A co do straszyków to akurat diabelskie miałam i samiczkę i samca, więc rodziły się i takie i takie, ale wszystkie inne owady jakie mam są bez samca i same samiczki się rodzą :)

  • 2 weeks later...
Posted

Ja dawałam surowe kilka razy, zostały omemłane tylko. W sumie na studiach ziemniaków nie jadam więc ślimy też nie.

A! Mamy nową hacjendę! 31 litrów, powinno już starczyć na zawsze, bo Irek został malutki a tylko fulici rosną jak na sterydach:)

  • 3 weeks later...
Posted

Witam, daaaawno już na Dogo nie byłam, ale przypadkiem tu trafiłam, właśnie przez ślimaki-śluzaki, którymi się zainteresowałam. : ) Przebrnęłam przez cały wątek i muszę przyznać, że zauroczyły mnie zezowate mordki waszych pupili. : D Gdyby ktoś miał nieplanowane 'mioty', to ja chętnie przygarnę kilka sztuk. ; ) Szczególnie zauroczyły mnie glutki Guffi - jeju, marzy mi się A. achatina. :loveu:
Wrzućcie więcej fotek, uwielbiam oglądać wasze glooty. : D
Pozdrawiam. ;)

Posted

[quote name='Iskierka95']Szczególnie zauroczyły mnie glutki Guffi - jeju, marzy mi się A. achatina. :loveu: [/QUOTE]Tak, one rządzą!
:loveu:
Mimo, że mam Archachatinę, to i tak A. achatina są numerem jeden. Przepiękne ślimaki!
Oczywiście chętnie wrzucę więcej fot, jak tylko zrobię :)

Posted

[quote name='Guffi']Tak, one rządzą!
:loveu:
Mimo, że mam Archachatinę, to i tak A. achatina są numerem jeden. Przepiękne ślimaki!
Oczywiście chętnie wrzucę więcej fot, jak tylko zrobię :)[/QUOTE]

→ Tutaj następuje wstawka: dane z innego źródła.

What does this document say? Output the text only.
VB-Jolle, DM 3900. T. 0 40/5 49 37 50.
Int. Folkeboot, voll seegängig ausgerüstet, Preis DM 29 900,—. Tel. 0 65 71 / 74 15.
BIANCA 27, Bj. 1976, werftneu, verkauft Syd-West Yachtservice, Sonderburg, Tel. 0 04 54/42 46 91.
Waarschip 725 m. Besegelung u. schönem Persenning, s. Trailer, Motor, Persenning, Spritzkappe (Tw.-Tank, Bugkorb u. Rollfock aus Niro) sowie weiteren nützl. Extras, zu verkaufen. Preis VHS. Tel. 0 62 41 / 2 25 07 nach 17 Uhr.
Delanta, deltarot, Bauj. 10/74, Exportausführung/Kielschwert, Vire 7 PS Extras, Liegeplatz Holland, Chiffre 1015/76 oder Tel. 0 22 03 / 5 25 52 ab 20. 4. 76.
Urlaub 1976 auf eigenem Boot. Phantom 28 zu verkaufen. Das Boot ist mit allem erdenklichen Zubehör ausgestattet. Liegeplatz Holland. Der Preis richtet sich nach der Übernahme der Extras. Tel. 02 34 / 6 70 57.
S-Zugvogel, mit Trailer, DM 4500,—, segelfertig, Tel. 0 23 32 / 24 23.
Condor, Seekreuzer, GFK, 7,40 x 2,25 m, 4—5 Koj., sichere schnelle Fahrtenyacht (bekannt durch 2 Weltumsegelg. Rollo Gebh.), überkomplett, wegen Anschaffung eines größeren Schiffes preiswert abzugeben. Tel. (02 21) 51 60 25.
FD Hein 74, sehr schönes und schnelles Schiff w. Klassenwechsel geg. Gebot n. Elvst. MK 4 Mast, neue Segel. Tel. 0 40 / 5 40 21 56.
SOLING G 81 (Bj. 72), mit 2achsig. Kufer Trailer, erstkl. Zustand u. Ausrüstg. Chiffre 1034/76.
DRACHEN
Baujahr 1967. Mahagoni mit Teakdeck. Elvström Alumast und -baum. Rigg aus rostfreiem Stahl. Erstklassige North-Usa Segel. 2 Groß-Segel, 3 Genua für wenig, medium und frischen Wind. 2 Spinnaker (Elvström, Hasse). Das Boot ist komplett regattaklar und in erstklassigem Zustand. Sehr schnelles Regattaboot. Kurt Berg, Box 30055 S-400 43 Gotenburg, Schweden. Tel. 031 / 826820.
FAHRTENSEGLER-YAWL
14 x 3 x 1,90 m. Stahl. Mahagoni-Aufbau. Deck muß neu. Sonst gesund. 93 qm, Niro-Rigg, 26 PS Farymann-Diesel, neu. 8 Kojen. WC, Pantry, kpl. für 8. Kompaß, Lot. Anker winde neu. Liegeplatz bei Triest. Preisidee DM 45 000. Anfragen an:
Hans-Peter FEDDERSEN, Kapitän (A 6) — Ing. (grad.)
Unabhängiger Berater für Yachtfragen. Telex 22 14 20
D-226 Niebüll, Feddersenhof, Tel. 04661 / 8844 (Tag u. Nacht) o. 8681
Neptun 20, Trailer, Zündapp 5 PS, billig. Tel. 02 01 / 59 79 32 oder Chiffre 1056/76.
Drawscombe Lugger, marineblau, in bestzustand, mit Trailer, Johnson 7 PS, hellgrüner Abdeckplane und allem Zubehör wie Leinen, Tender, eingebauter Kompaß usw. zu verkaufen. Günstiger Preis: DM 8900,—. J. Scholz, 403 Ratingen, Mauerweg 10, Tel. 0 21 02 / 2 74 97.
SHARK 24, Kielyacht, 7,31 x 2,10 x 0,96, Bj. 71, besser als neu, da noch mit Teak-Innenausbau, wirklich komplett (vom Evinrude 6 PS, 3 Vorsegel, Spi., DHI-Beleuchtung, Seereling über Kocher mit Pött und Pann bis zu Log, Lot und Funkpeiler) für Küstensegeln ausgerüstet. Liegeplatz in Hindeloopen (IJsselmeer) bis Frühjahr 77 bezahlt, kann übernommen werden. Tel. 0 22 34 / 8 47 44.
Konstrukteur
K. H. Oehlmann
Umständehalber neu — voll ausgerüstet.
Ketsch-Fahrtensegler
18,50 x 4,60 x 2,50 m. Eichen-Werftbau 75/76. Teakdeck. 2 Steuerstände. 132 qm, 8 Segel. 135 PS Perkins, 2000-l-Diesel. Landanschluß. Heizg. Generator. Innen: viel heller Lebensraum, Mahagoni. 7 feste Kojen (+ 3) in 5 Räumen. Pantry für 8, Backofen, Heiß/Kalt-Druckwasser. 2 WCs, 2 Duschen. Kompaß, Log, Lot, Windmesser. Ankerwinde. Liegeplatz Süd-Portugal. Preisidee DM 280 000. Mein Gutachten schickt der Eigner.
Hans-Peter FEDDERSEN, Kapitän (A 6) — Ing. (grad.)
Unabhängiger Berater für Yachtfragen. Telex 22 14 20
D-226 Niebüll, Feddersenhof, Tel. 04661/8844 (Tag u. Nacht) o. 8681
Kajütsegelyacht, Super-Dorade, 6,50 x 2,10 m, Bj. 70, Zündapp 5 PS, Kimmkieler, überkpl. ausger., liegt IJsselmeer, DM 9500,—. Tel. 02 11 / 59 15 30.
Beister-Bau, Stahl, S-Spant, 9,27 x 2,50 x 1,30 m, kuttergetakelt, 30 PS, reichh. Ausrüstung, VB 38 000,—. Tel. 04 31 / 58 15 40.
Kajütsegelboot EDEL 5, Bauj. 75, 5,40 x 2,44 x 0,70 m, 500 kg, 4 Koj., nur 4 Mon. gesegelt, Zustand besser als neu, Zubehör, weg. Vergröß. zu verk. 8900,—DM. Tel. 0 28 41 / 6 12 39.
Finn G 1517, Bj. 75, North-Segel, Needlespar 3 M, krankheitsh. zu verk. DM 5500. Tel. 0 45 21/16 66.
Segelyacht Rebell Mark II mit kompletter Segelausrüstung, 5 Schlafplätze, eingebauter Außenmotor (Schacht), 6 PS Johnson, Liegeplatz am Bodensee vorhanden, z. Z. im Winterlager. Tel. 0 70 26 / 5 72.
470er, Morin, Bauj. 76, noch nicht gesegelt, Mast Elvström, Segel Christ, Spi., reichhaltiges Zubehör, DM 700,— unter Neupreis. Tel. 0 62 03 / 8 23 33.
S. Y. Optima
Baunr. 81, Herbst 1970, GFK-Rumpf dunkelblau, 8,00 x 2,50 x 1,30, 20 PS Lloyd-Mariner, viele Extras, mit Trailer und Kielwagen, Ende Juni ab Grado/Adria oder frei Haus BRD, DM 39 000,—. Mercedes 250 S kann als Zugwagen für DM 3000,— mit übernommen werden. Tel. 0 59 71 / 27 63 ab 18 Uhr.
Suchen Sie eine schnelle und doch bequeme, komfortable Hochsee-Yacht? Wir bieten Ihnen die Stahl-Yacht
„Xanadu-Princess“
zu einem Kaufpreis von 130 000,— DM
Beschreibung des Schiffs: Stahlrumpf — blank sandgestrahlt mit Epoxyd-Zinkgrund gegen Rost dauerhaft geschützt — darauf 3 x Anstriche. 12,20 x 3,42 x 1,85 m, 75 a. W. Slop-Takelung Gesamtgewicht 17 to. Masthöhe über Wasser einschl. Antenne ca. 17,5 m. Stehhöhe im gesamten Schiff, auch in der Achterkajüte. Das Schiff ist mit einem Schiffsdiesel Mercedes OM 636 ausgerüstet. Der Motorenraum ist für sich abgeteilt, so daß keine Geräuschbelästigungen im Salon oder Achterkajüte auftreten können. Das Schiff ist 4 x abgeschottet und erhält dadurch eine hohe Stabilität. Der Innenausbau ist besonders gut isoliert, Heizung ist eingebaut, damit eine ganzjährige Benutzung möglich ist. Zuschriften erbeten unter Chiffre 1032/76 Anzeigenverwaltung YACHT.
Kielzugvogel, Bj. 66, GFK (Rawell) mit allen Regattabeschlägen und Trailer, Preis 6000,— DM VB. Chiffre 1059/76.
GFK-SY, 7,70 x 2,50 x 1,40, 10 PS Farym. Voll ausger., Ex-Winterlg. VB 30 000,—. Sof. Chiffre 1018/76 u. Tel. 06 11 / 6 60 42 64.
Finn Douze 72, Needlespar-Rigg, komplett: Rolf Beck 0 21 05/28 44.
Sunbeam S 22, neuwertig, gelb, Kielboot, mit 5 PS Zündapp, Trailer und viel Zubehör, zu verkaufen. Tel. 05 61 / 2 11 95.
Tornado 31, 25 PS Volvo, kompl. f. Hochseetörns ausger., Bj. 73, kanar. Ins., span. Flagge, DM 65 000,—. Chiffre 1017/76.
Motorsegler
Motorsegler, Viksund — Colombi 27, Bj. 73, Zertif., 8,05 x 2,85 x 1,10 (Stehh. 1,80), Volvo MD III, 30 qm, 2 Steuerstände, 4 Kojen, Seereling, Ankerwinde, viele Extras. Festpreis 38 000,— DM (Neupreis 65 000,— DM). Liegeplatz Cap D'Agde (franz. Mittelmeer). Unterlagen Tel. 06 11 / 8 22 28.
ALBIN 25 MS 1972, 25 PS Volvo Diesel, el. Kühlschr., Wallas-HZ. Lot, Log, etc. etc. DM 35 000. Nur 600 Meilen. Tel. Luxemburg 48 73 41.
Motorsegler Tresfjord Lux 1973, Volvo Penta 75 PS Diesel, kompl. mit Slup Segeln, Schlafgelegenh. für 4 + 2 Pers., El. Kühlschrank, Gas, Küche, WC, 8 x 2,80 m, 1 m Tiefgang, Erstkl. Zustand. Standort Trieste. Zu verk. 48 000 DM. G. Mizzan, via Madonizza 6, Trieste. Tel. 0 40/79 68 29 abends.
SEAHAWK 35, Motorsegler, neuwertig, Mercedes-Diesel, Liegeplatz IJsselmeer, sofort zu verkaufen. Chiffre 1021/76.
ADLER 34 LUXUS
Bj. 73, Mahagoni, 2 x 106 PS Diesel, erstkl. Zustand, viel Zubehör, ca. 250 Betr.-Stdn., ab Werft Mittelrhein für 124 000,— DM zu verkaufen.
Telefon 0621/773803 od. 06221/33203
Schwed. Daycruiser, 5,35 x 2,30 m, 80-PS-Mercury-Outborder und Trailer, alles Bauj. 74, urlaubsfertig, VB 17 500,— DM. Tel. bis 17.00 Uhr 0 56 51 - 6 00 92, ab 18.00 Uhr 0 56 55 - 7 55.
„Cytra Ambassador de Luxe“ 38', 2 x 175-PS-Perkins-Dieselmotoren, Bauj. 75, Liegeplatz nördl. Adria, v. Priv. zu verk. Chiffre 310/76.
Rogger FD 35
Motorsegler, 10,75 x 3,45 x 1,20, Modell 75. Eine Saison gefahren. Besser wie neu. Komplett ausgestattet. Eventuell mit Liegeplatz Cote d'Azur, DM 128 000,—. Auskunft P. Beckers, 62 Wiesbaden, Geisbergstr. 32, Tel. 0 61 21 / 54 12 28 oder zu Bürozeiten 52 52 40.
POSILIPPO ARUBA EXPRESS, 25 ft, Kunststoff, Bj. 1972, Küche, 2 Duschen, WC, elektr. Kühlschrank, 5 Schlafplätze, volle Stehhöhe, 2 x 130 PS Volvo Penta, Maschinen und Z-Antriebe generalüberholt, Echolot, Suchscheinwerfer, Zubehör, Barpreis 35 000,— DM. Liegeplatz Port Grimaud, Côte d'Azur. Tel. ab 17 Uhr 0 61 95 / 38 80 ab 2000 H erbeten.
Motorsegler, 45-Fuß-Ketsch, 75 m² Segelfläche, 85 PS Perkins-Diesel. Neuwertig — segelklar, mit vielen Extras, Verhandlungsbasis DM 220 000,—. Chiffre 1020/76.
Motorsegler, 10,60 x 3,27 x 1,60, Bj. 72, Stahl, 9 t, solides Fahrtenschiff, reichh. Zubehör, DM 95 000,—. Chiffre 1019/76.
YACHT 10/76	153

Wrzucaj, wrzucaj, a ja popatrzę i potęsknię do takich cudaków. <3

Czy Twoje Achatinki mają w planach zwiększyć populację w Polsce? ; ) Jakby coś, ustawiam się grzecznie w kolejce po maluchy. : D

Wątek ucichł, miałam nadzieję, że znajdzie się ktoś, kto przypadkowo przeoczył 'amory' i ma małe Fuliczki albo Iredaleiki na zbyciu... Ktoś wie, gdzie mogę je dostać?

Posted

[quote name='Iskierka95']Wrzucaj, wrzucaj, a ja popatrzę i potęsknię do takich cudaków. <3

Czy Twoje Achatinki mają w planach zwiększyć populację w Polsce? ; ) Jakby coś, ustawiam się grzecznie w kolejce po maluchy. : D

Wątek ucichł, miałam nadzieję, że znajdzie się ktoś, kto przypadkowo przeoczył 'amory' i ma małe Fuliczki albo Iredaleiki na zbyciu... Ktoś wie, gdzie mogę je dostać?[/QUOTE]
No kurcze właśnie nie wiem.
One coś niechętnie, nie wiem, jak na nie zadziałać.
Ma ktoś jakiś sposób? Próbowałam je "przesuszać" (dłuższy czas z małą wilgocią, potem duża wilgoć), obniżalam i podwyższałam temperaturę, dawałam różne podłoża (zwykły kwaśny torf, torf kokosowy). Jedzenie mają raczej urozmaicone(czego to one nie dostają...), jako wapno na ogół sepia i skorupki jajek. Nie wiem, co mogę jeszcze dla nich zrobić. Chyba puścić romantyczną muzykę i zapalić świece :)

Posted

[quote name='Guffi']No kurcze właśnie nie wiem.
One coś niechętnie, nie wiem, jak na nie zadziałać.
Ma ktoś jakiś sposób? Próbowałam je "przesuszać" (dłuższy czas z małą wilgocią, potem duża wilgoć), obniżalam i podwyższałam temperaturę, dawałam różne podłoża (zwykły kwaśny torf, torf kokosowy). Jedzenie mają raczej urozmaicone(czego to one nie dostają...), jako wapno na ogół sepia i skorupki jajek. Nie wiem, co mogę jeszcze dla nich zrobić. Chyba puścić romantyczną muzykę i zapalić świece :)[/QUOTE]

A wiesz, ja bym chciała mieć taki problem jak Twój! xD

Kiedy przez jakiś czas miałam ślimaje i próbowałam je zmusić, żeby w końcu właśnie przestały 'się produkować', haha xDD
Hamowały się tylko przy niskiej temperaturze, więc dochodziło do tego, że w zimie okno na oścież otwarte... latem była tragedia...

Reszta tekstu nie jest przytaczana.